3. Quelles sont les perspectives pour la demande de pétrole ?

La demande de pétrole a également été très forte en 2017 : elle a crû de 1,6 million de barils par jour. Les bons chiffres du PIB mondial, combinés à la solide activité des usines, suggèrent que la demande de pétrole devrait rester forte. Pourtant, l’Agence internationale de l’énergie (AIE) estime que la demande de pétrole ne devrait augmenter que de 1,4 million de barils par jour en 2018 (soit une croissance plus faible qu’en 2017). En outre, l’AIE pense que la demande de pétrole proviendra surtout de pays hors OCDE, avec une hausse de 1,35 millions de barils par jour pour ceux-ci. Près de la moitié de cette hausse sera imputable à la Chine et à l’lnde, avec pour chacun de ces pays une augmentation de 320.000 barils par jour.
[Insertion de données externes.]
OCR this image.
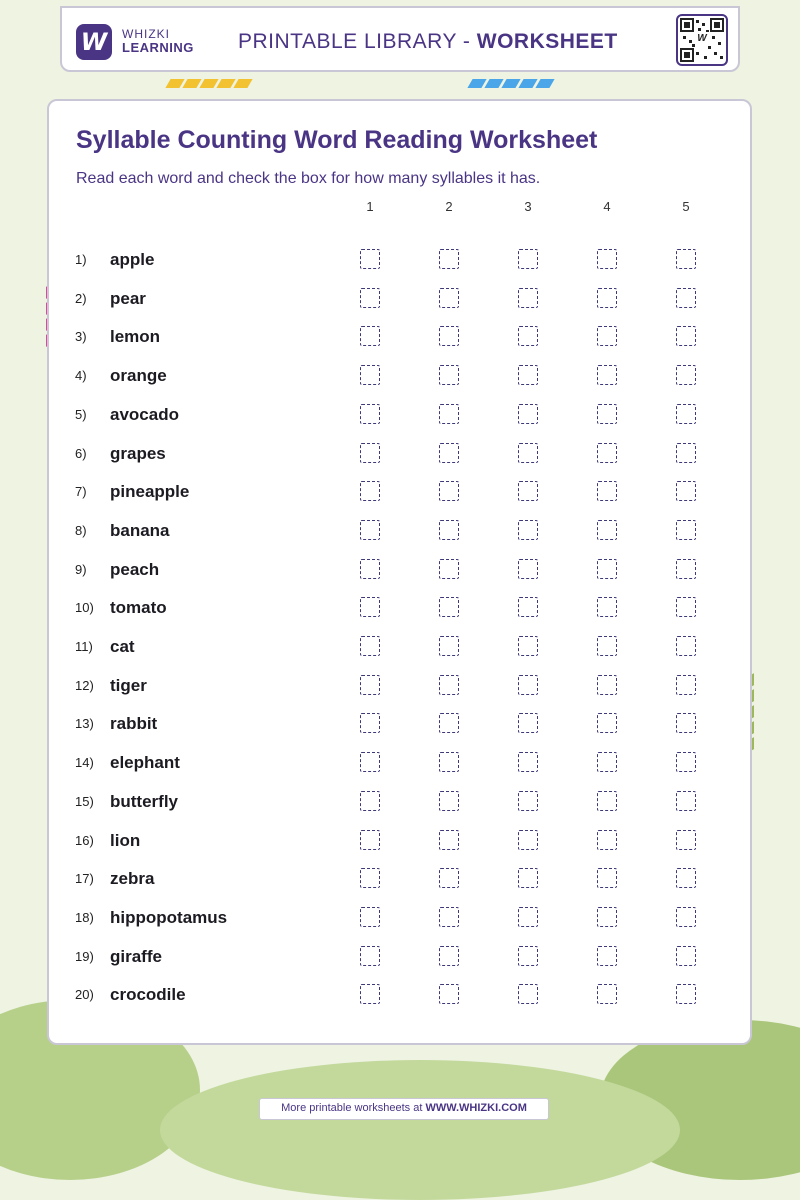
W	WHIZKI
LEARNING PRINTABLE LIBRARY - WORKSHEET	W
Syllable Counting Word Reading Worksheet
Read each word and check the box for how many syllables it has.
1	2	3	4	5
1) apple
2) pear
3) lemon
4) orange
5) avocado
6) grapes
7) pineapple
8) banana
9) peach
10) tomato
11) cat
12) tiger
13) rabbit
14) elephant
15) butterfly
16) lion
17) zebra
18) hippopotamus
19) giraffe
20) crocodile
More printable worksheets at WWW.WHIZKI.COM
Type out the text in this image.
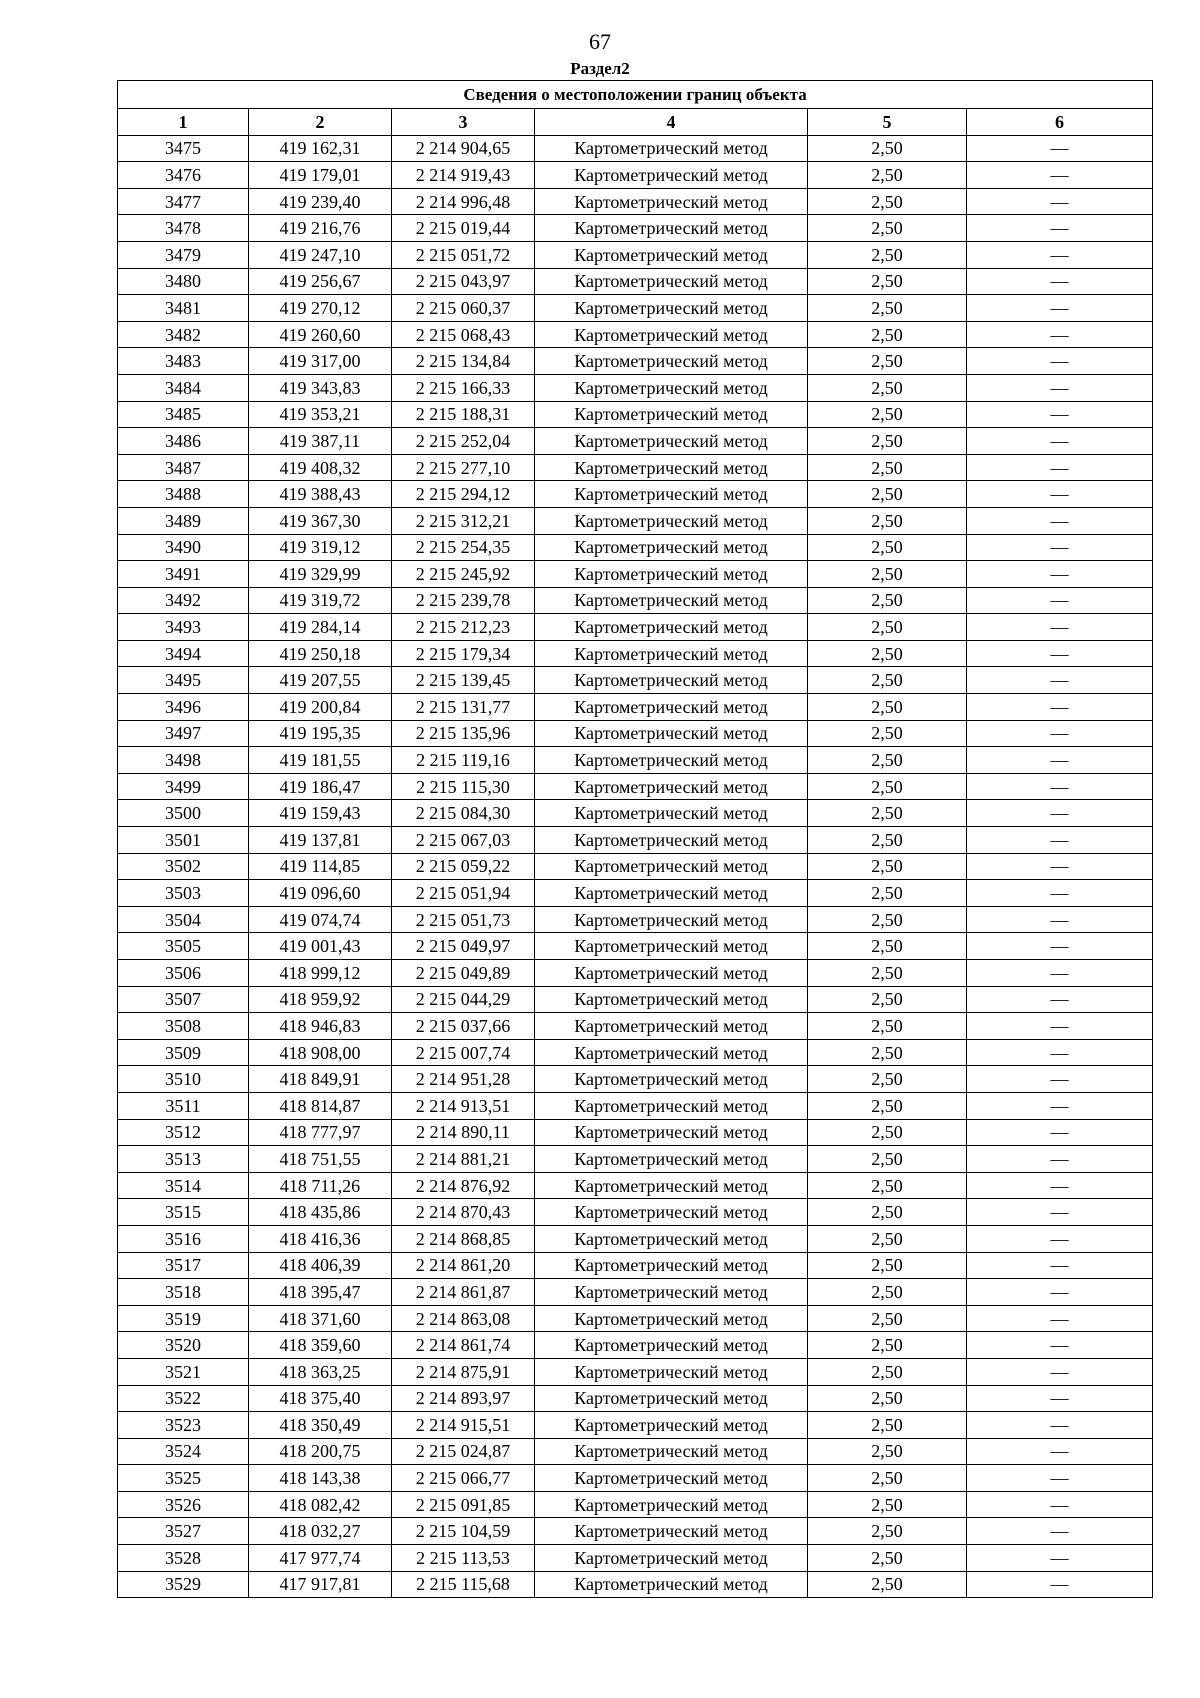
67
Раздел2
Сведения о местоположении границ объекта					
1	2	3	4	5	6
3475	419 162,31	2 214 904,65	Картометрический метод	2,50	—
3476	419 179,01	2 214 919,43	Картометрический метод	2,50	—
3477	419 239,40	2 214 996,48	Картометрический метод	2,50	—
3478	419 216,76	2 215 019,44	Картометрический метод	2,50	—
3479	419 247,10	2 215 051,72	Картометрический метод	2,50	—
3480	419 256,67	2 215 043,97	Картометрический метод	2,50	—
3481	419 270,12	2 215 060,37	Картометрический метод	2,50	—
3482	419 260,60	2 215 068,43	Картометрический метод	2,50	—
3483	419 317,00	2 215 134,84	Картометрический метод	2,50	—
3484	419 343,83	2 215 166,33	Картометрический метод	2,50	—
3485	419 353,21	2 215 188,31	Картометрический метод	2,50	—
3486	419 387,11	2 215 252,04	Картометрический метод	2,50	—
3487	419 408,32	2 215 277,10	Картометрический метод	2,50	—
3488	419 388,43	2 215 294,12	Картометрический метод	2,50	—
3489	419 367,30	2 215 312,21	Картометрический метод	2,50	—
3490	419 319,12	2 215 254,35	Картометрический метод	2,50	—
3491	419 329,99	2 215 245,92	Картометрический метод	2,50	—
3492	419 319,72	2 215 239,78	Картометрический метод	2,50	—
3493	419 284,14	2 215 212,23	Картометрический метод	2,50	—
3494	419 250,18	2 215 179,34	Картометрический метод	2,50	—
3495	419 207,55	2 215 139,45	Картометрический метод	2,50	—
3496	419 200,84	2 215 131,77	Картометрический метод	2,50	—
3497	419 195,35	2 215 135,96	Картометрический метод	2,50	—
3498	419 181,55	2 215 119,16	Картометрический метод	2,50	—
3499	419 186,47	2 215 115,30	Картометрический метод	2,50	—
3500	419 159,43	2 215 084,30	Картометрический метод	2,50	—
3501	419 137,81	2 215 067,03	Картометрический метод	2,50	—
3502	419 114,85	2 215 059,22	Картометрический метод	2,50	—
3503	419 096,60	2 215 051,94	Картометрический метод	2,50	—
3504	419 074,74	2 215 051,73	Картометрический метод	2,50	—
3505	419 001,43	2 215 049,97	Картометрический метод	2,50	—
3506	418 999,12	2 215 049,89	Картометрический метод	2,50	—
3507	418 959,92	2 215 044,29	Картометрический метод	2,50	—
3508	418 946,83	2 215 037,66	Картометрический метод	2,50	—
3509	418 908,00	2 215 007,74	Картометрический метод	2,50	—
3510	418 849,91	2 214 951,28	Картометрический метод	2,50	—
3511	418 814,87	2 214 913,51	Картометрический метод	2,50	—
3512	418 777,97	2 214 890,11	Картометрический метод	2,50	—
3513	418 751,55	2 214 881,21	Картометрический метод	2,50	—
3514	418 711,26	2 214 876,92	Картометрический метод	2,50	—
3515	418 435,86	2 214 870,43	Картометрический метод	2,50	—
3516	418 416,36	2 214 868,85	Картометрический метод	2,50	—
3517	418 406,39	2 214 861,20	Картометрический метод	2,50	—
3518	418 395,47	2 214 861,87	Картометрический метод	2,50	—
3519	418 371,60	2 214 863,08	Картометрический метод	2,50	—
3520	418 359,60	2 214 861,74	Картометрический метод	2,50	—
3521	418 363,25	2 214 875,91	Картометрический метод	2,50	—
3522	418 375,40	2 214 893,97	Картометрический метод	2,50	—
3523	418 350,49	2 214 915,51	Картометрический метод	2,50	—
3524	418 200,75	2 215 024,87	Картометрический метод	2,50	—
3525	418 143,38	2 215 066,77	Картометрический метод	2,50	—
3526	418 082,42	2 215 091,85	Картометрический метод	2,50	—
3527	418 032,27	2 215 104,59	Картометрический метод	2,50	—
3528	417 977,74	2 215 113,53	Картометрический метод	2,50	—
3529	417 917,81	2 215 115,68	Картометрический метод	2,50	—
4. Risque géopolitique croissant

Nous assistons à une recrudescence des tensions géopolitiques en cette fin d’année et ces tensions devraient se poursuivre en 2018. Il y a tout d’abord des doutes sur l’offre de pétrole du nord de l’Irak. Après le référendum kurde sur l’indépendance, les tensions ont augmenté entre les Irakiens et les Kurdes. La production est actuellement déjà affectée et les autorités irakiennes tentent de compenser ceci par une hausse des exportations du sud du pays. Deuxièmement, les inquiétudes relatives à l’accord nucléaire iranien continuent à peser sur le marché pétrolier. Le président Trump n’a pas entériné l’accord en octobre. Le Congrès doit désormais décider s’il va introduire de nouvelles sanctions à l’égard de l’Iran. Nous pensons toutefois que cela ne sera pas le cas. Plusieurs pays ont déjà déclaré qu’ils estimaient que l’Iran respectait les conditions de l’accord et que de nouvelles sanctions n’étaient pas nécessaires. Enfin, l’incertitude augmente en Arabie Saoudite après l’adoption de mesures de lutte contre la corruption. Il semblerait que plusieurs princes et hauts fonctionnaires saoudiens aient déjà été arrêtés.


1 Un baril de pétrole correspond à 158,99 litres de pétrole.